Ashlar era bondadoso. En numerosos pasajes sobre este Taltos se puede ver claramente su bondad.
Lestat de Lioncourt
Copo a copo las calles se llenaban de
nieve amontonándose por doquier. El tráfico era imposible. En la
televisión el hombre del tiempo hablaba sin cesar de las grandes
nevadas que se estaban produciendo en ciertas zonas del país. El
Estado de New York temblaba de frío y miles de indigentes parecían
que tendrían serios problemas, pues los albergues estaban repletos.
Desde mi escritorio, en el confortable apartamento que había
adquirido hacía años, medité sobre las consecuencias del frío en
el mundo. Recordé cuantos de los míos habían perecido al cambiar
las tierras cálidas por las húmedas y frías de Escocia. Nos vimos
obligados a huir de aquella erupción volcánica y tuvimos que
agradecer que ya existiera medio de transporte que cubriera ambas
costas.
Acabé llorando como un niño pequeño.
Me abracé al prototipo de muñeca que se hallaba cómodamente
sentada en mis rodillas. Miré por la ventana con la vista borrosa y
suspiré. Tenía que hacer algo. Creo que fue el primer año que hice
algo tan espectacular por todos los que se encontraban desahuciados
de la bondad humana. Esa bondad que sólo surge en Navidad.
En cientos de ocasiones había
realizado donaciones a los albergues de la zona, colaborado con
campañas de juguetes para diversas fechas puntuales en el año,
donado de forma anónima colchones y mantas, colaborado con la
reincorporación al mundo laboral de hombres y mujeres muy
cualificados pero en exclusión social y cenado con personas de todo
tipo que se hallaban en la calle. Sin embargo, jamás había abierto
las puertas de mi hogar a un grupo tan grande de personas. Sí, llamé
de inmediato a varios de mis hombres y pedí que hicieran las
gestiones oportunas.
El gran salón de juntas se llenó de
bollos, café caliente, sopas, té humeante de melocotón, zumos,
pasteles de chocolate o manzana, bocadillos y barritas energéticas.

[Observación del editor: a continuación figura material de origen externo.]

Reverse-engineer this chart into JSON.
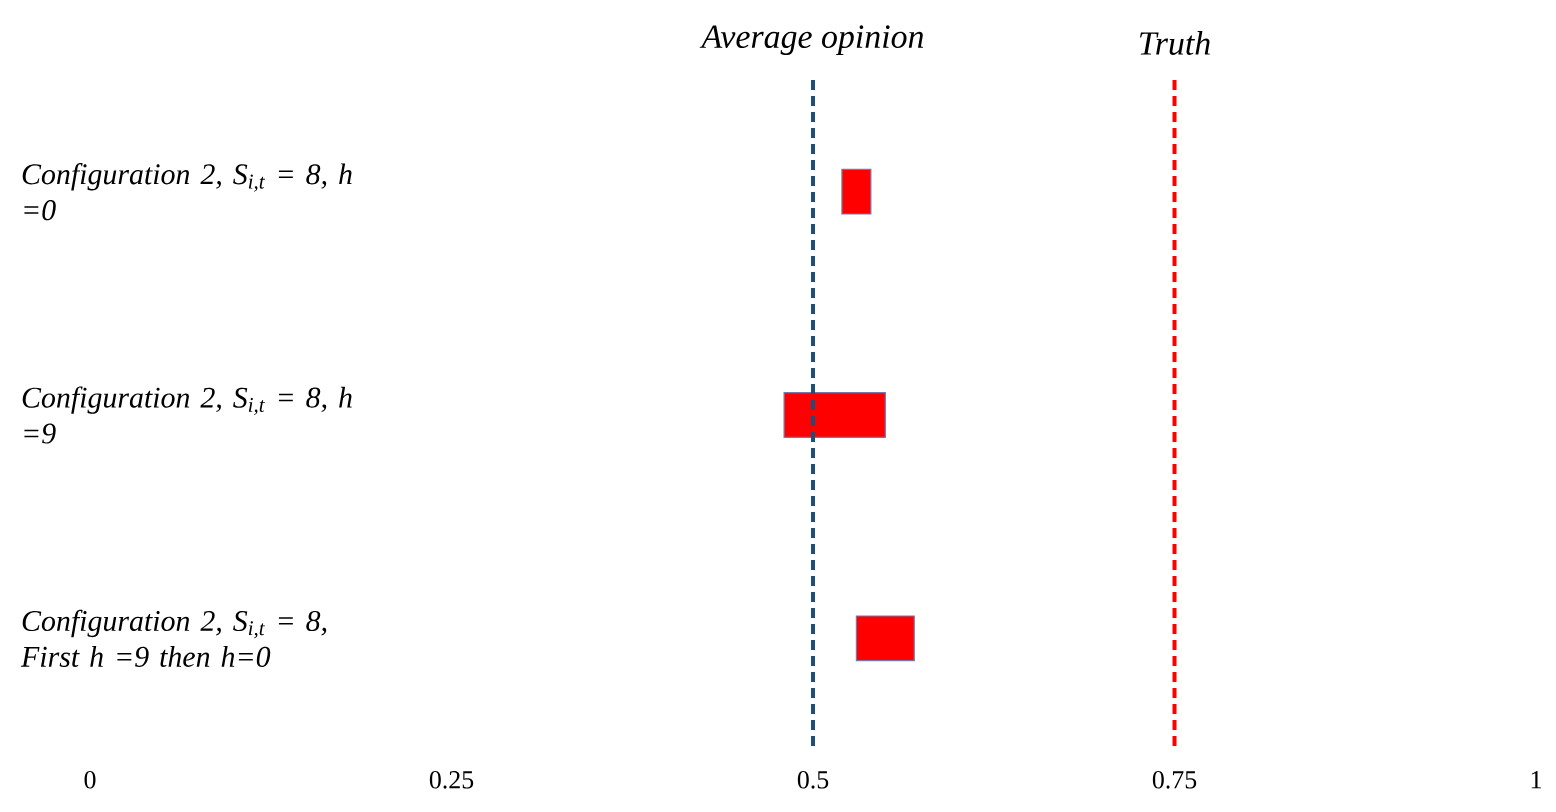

También había pequeños paquetes de aseo, mantas y almohadas. Todos
ellos tendrían unas noches de hotel gratuitas y los que contaran con
oficios interesantes, como artistas o personas que hubiesen trabajo
en empresas de transporte, posiblemente optarían a nuevos puestos de
trabajo en la nueva fábrica de juguetes educativos que estaba
terminando de instalarse en las afueras de la ciudad.

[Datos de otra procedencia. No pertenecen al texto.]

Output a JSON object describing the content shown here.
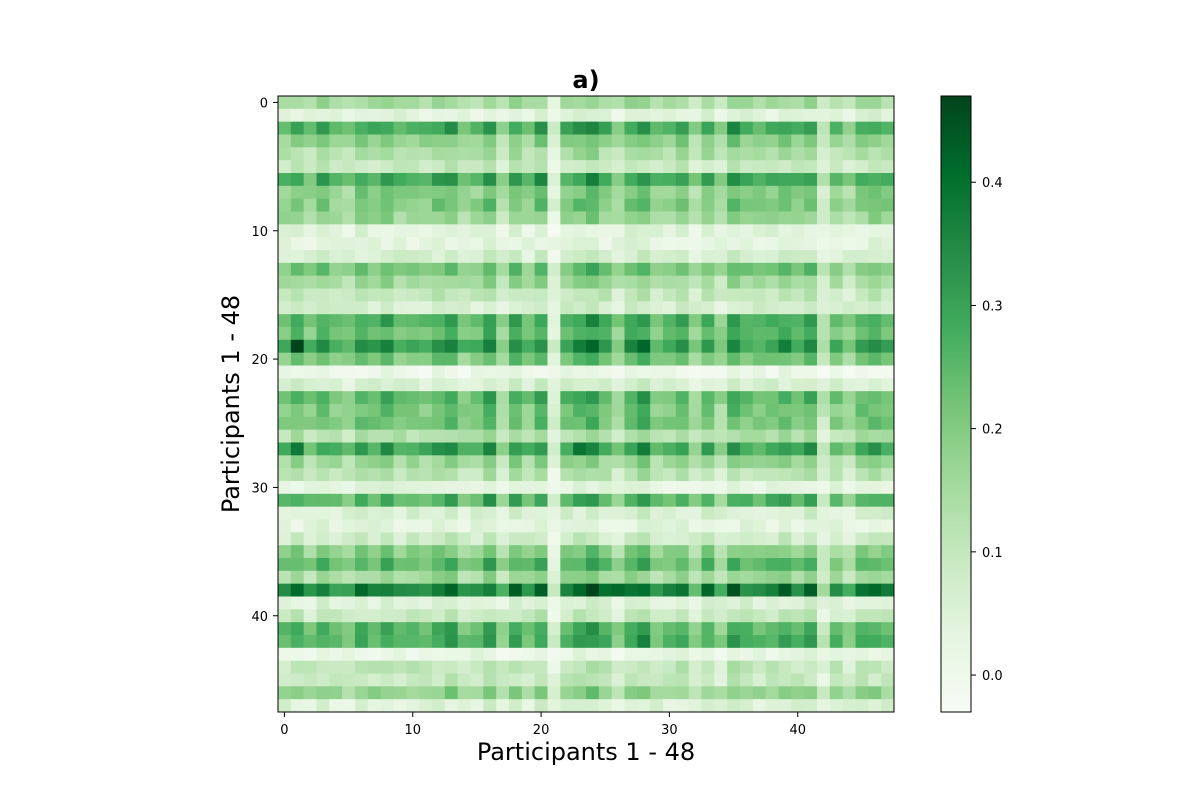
{
  "chart_data": {
    "type": "heatmap",
    "title": "a)",
    "xlabel": "Participants 1 - 48",
    "ylabel": "Participants 1 - 48",
    "rows": 48,
    "cols": 48,
    "x_ticks": [
      0,
      10,
      20,
      30,
      40
    ],
    "y_ticks": [
      0,
      10,
      20,
      30,
      40
    ],
    "colormap": "Greens",
    "colorbar": {
      "min": -0.03,
      "max": 0.47,
      "ticks": [
        0.0,
        0.1,
        0.2,
        0.3,
        0.4
      ],
      "tick_labels": [
        "0.0",
        "0.1",
        "0.2",
        "0.3",
        "0.4"
      ]
    },
    "row_base": [
      0.14,
      0.04,
      0.27,
      0.18,
      0.13,
      0.09,
      0.27,
      0.19,
      0.2,
      0.16,
      0.04,
      0.03,
      0.06,
      0.21,
      0.15,
      0.1,
      0.07,
      0.26,
      0.23,
      0.3,
      0.21,
      0.01,
      0.06,
      0.24,
      0.21,
      0.21,
      0.13,
      0.28,
      0.16,
      0.11,
      0.03,
      0.25,
      0.06,
      0.03,
      0.08,
      0.18,
      0.24,
      0.15,
      0.36,
      0.05,
      0.09,
      0.25,
      0.26,
      0.02,
      0.1,
      0.09,
      0.17,
      0.05
    ],
    "col_factor": [
      0.95,
      1.1,
      0.85,
      1.1,
      0.9,
      0.8,
      1.1,
      1.0,
      1.15,
      0.95,
      1.0,
      0.95,
      1.1,
      1.2,
      0.85,
      0.9,
      1.25,
      0.7,
      1.15,
      0.9,
      1.2,
      0.25,
      1.05,
      1.15,
      1.3,
      1.05,
      0.75,
      1.15,
      1.3,
      0.9,
      0.95,
      1.1,
      0.7,
      1.1,
      0.7,
      1.2,
      1.0,
      0.95,
      1.05,
      1.15,
      1.0,
      1.15,
      0.45,
      0.95,
      0.7,
      1.05,
      1.1,
      1.0
    ],
    "highlights": [
      {
        "row": 19,
        "col": 1,
        "value": 0.47
      },
      {
        "row": 19,
        "col": 3,
        "value": 0.35
      },
      {
        "row": 38,
        "col": 25,
        "value": 0.4
      },
      {
        "row": 38,
        "col": 26,
        "value": 0.41
      },
      {
        "row": 38,
        "col": 28,
        "value": 0.4
      },
      {
        "row": 38,
        "col": 31,
        "value": 0.39
      },
      {
        "row": 27,
        "col": 1,
        "value": 0.38
      },
      {
        "row": 27,
        "col": 23,
        "value": 0.39
      },
      {
        "row": 6,
        "col": 20,
        "value": 0.36
      },
      {
        "row": 2,
        "col": 35,
        "value": 0.36
      },
      {
        "row": 38,
        "col": 8,
        "value": 0.37
      },
      {
        "row": 38,
        "col": 16,
        "value": 0.37
      }
    ]
  }
}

Muchos me tacharon de buen samaritano,
algunos incluso me llamaron cristiano de buen corazón, pero nada
tenía que ver con la religión o los pasajes bíblicos. Lo único
que deseaba era mostrar al mundo que se podía hacer mucho con un
poco de esfuerzo. Algunos de mis trabajadores decidieron colaborar de
forma desinteresada. Varias personas de la fábrica se acercaron con
muñecas que ya no salían del stock, las cuales incluso habían sido
retiradas del catálogo, para ofrecerlas a los niños que allí
había. Deseaban pagar el importe de los juguetes, pero no lo
permití. En realidad, mis muñecas eran suyas aunque les pagase por
realizar el trabajo.
Ese día me sentí menos solo, pero aún
así mi tamaño destacaba y mis viejos ojos parecían cansados.

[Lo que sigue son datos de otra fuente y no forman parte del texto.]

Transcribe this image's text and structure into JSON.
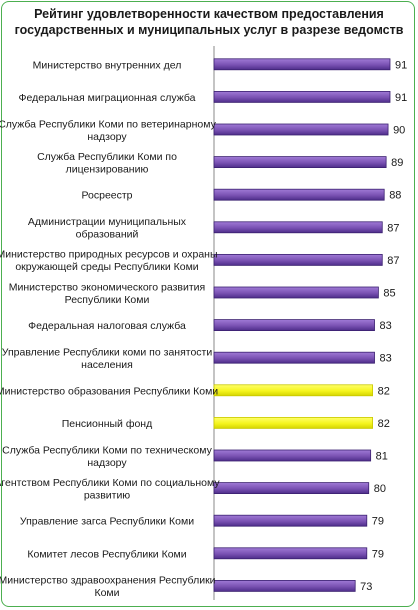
{
  "chart_data": {
    "type": "bar",
    "orientation": "horizontal",
    "title_line1": "Рейтинг удовлетворенности качеством предоставления",
    "title_line2": "государственных и муниципальных услуг в разрезе ведомств",
    "categories": [
      [
        "Министерство внутренних дел"
      ],
      [
        "Федеральная миграционная служба"
      ],
      [
        "Служба Республики Коми по ветеринарному",
        "надзору"
      ],
      [
        "Служба Республики Коми по",
        "лицензированию"
      ],
      [
        "Росреестр"
      ],
      [
        "Администрации муниципальных",
        "образований"
      ],
      [
        "Министерство природных ресурсов и охраны",
        "окружающей среды Республики Коми"
      ],
      [
        "Министерство экономического развития",
        "Республики Коми"
      ],
      [
        "Федеральная налоговая служба"
      ],
      [
        "Управление Республики коми по занятости",
        "населения"
      ],
      [
        "Министерство образования Республики Коми"
      ],
      [
        "Пенсионный фонд"
      ],
      [
        "Служба Республики Коми по техническому",
        "надзору"
      ],
      [
        "Агентством Республики Коми по социальному",
        "развитию"
      ],
      [
        "Управление загса Республики Коми"
      ],
      [
        "Комитет лесов Республики Коми"
      ],
      [
        "Министерство здравоохранения Республики",
        "Коми"
      ]
    ],
    "values": [
      91,
      91,
      90,
      89,
      88,
      87,
      87,
      85,
      83,
      83,
      82,
      82,
      81,
      80,
      79,
      79,
      73
    ],
    "highlighted": [
      false,
      false,
      false,
      false,
      false,
      false,
      false,
      false,
      false,
      false,
      true,
      true,
      false,
      false,
      false,
      false,
      false
    ],
    "xlim": [
      0,
      91
    ],
    "colors": {
      "bar": "#7a52b3",
      "bar_dark": "#3b2170",
      "highlight": "#f5f51e",
      "highlight_dark": "#c8c800",
      "border": "#4caf50"
    }
  }
}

Abracé a tantos cuanto pudieron abarcar mis brazos. Besé la frente
de muchas mujeres y las mejillas de hombres que parecían no tener
nada en éste mundo, ni siquiera una pizca de amor. Tuve en mis
faldas a niños de todas las edades. Esa víspera de Navidad, ese
primer día de invierno, fue para mí especial y mágico. Los
siguientes años, con las primeras nevadas, empezaba el ritual. Pedía
que recogieran indigentes de las calles, los llevaran a mis
apartamentos y les diesen techo, comida y aseo.
Tenía tanto dinero que no me importaba
derrocharlo en algo que realmente merecía la pena. No lo hacía por
aplausos, sino por el cariño y bondad que obtenía a cambio.